For the most part, women who experience bleeding during the first trimester, will be given an ultrasound scan, to determine if the pregnancy is viable or if a miscarriage is beginning (or imminent).
Current ultrasound guidelines for miscarriage are an embryo bigger than 6mm long but without a heartbeat or a pregnancy sac bigger than 20mm with no visible embryo. Researchers in the UK feel that these numbers should be larger by 1mm for the former and by an additional 5mm for the latter.
Researchers felt that these additions would exclude anyone with a viable pregnancy from being diagnosed with a miscarriage. Researchers did not feel many mistakes were currently being made in diagnosing miscarriages. However, the new guidelines would decrease the margin of error.
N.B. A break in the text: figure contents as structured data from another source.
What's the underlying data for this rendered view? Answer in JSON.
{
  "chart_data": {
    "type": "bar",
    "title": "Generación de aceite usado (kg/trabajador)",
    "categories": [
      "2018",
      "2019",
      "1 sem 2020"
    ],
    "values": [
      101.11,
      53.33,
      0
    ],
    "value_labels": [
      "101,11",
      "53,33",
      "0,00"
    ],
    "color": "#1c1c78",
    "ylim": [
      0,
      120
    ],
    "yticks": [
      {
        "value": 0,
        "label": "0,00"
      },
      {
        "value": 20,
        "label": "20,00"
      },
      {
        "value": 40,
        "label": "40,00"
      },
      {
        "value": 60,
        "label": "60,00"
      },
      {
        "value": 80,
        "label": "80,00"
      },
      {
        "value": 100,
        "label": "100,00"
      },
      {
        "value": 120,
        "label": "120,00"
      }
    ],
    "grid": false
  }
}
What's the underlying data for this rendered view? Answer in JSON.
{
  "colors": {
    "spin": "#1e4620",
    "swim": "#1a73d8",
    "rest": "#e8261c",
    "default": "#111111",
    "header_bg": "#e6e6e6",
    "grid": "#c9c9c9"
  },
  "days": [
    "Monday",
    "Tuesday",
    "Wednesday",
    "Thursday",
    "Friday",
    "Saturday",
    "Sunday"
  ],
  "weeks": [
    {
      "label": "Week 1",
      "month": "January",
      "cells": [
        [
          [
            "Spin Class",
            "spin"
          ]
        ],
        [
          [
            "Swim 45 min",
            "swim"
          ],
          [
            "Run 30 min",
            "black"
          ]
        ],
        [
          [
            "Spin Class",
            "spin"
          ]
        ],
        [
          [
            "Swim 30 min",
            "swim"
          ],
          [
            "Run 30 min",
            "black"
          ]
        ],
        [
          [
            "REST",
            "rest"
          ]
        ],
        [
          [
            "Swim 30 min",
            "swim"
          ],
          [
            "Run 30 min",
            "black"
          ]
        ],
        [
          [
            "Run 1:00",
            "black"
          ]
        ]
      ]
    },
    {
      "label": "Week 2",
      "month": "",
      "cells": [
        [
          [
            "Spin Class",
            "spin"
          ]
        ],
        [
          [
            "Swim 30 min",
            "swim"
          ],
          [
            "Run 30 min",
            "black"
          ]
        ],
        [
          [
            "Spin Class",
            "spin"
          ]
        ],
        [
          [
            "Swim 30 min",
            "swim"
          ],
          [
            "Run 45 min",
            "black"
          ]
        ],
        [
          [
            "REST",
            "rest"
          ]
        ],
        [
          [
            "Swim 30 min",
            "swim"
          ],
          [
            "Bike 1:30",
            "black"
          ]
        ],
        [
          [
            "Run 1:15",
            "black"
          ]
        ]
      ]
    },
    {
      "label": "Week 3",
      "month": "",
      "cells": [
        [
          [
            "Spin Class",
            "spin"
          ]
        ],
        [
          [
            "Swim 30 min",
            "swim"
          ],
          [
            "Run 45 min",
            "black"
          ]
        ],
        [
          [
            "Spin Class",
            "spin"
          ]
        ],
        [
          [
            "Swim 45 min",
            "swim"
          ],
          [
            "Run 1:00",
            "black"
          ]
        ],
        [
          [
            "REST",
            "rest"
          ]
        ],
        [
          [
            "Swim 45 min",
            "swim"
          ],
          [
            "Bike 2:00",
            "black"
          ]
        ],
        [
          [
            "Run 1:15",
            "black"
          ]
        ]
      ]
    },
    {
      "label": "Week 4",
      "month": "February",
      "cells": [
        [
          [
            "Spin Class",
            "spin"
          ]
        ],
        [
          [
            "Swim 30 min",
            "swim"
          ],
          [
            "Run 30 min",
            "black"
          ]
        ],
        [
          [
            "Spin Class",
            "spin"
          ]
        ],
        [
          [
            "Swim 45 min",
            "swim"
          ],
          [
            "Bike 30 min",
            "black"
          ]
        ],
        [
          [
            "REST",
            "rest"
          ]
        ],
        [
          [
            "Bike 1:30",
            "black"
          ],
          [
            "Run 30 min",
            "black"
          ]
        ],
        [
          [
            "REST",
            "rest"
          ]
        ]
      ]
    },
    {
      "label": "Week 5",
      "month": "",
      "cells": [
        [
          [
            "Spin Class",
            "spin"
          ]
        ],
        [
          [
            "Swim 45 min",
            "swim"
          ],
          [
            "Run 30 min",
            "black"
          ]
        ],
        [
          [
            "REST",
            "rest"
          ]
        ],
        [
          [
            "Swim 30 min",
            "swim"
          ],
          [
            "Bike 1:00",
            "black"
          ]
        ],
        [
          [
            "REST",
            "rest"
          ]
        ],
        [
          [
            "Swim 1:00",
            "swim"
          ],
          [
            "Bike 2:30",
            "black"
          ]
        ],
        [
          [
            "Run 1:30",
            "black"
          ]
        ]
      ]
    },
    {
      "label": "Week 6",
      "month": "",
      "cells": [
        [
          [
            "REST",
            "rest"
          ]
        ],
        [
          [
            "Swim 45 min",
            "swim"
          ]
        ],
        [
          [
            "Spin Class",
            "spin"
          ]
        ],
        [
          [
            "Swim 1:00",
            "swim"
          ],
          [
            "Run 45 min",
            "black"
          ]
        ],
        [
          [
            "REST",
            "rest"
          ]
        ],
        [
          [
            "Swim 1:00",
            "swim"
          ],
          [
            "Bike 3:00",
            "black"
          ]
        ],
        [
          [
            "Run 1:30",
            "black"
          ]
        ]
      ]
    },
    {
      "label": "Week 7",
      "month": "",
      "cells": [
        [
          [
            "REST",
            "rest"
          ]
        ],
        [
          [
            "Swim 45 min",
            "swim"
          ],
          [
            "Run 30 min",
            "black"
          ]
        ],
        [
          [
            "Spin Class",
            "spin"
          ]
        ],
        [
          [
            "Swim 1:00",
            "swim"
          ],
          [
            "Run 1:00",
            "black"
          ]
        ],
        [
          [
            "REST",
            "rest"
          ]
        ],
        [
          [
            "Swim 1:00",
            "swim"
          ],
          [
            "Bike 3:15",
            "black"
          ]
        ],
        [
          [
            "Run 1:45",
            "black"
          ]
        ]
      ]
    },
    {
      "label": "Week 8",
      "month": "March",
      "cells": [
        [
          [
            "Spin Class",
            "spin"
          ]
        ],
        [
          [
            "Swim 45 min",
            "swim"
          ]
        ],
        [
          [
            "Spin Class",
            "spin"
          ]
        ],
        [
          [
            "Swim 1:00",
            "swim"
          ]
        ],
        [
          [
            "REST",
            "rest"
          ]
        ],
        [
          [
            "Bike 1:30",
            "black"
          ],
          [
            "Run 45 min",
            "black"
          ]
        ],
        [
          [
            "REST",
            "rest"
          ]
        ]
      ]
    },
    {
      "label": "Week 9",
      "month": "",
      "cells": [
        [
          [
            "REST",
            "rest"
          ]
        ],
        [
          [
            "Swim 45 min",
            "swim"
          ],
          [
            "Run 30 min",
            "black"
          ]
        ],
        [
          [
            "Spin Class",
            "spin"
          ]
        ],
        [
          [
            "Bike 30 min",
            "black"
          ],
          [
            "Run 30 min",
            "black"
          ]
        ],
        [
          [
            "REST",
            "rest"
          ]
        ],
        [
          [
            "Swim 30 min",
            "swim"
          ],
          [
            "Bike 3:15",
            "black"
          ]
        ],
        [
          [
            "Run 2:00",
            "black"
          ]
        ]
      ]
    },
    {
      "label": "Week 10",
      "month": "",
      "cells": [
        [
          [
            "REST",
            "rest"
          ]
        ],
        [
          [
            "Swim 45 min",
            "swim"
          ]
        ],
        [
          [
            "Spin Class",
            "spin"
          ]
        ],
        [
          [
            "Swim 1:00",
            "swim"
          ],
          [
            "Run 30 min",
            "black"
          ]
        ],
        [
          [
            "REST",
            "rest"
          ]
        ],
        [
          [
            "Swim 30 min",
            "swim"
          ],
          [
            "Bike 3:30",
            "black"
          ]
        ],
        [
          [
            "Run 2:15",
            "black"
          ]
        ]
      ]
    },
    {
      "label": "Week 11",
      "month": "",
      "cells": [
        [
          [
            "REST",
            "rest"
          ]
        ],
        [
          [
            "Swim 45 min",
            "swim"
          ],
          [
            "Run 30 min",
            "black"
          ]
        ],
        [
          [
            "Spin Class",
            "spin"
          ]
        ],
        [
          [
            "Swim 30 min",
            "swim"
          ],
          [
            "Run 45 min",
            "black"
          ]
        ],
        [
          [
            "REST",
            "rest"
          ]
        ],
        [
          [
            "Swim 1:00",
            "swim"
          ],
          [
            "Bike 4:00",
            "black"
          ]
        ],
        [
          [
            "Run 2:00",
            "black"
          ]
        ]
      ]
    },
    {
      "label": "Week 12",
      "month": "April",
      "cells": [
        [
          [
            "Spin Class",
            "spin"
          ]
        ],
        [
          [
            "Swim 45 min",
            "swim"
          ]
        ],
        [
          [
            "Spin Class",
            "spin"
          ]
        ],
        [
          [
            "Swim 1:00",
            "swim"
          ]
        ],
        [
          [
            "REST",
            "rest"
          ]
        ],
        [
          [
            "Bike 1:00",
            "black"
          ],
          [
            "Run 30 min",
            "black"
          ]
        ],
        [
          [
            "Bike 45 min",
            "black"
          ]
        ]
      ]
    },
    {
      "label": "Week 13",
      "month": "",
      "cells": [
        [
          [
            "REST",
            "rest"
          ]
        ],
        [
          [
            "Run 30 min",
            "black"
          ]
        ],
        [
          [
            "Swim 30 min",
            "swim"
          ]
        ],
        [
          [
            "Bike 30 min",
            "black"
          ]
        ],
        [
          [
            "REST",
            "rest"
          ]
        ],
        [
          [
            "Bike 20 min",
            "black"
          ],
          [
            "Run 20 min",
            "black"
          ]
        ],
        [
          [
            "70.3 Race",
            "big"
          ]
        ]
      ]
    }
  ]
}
The also felt it was better to be overly cautious in such situations.
Although the researchers used the UK guidelines, doctors in the United States also feel that the research is significant here as well. While the US has the same standard for an embryo without a heartbeat (longer than 6mm) standards for measuring the gestational sac are actually lower than those in the UK (16mm). When doctors in the United States applied the findings of the UK research, the found that as many as 1 in 23 miscarriages could potentially be misdiagnosed.
Regardless of what happens with official guidelines, most doctors on both sides of the Atlantic recommend a wait and see approach or expectant management. If a pregnancy is not believed to be viable but the woman comes in a week or so later for another ultrasound, a miscarriage can be diagnosed with better accuracy. While some doctors will recommend a D&E procedure or other medical intervention immediately, many prefer expectant management anyway in the case of light bleeding or spotting. In cases of heavier bleeding and/or cramping, a determination of miscarriage may be obvious without an ultrasound. Misdiagnosed miscarriage seems to be more common prior to the eighth week of pregnancy.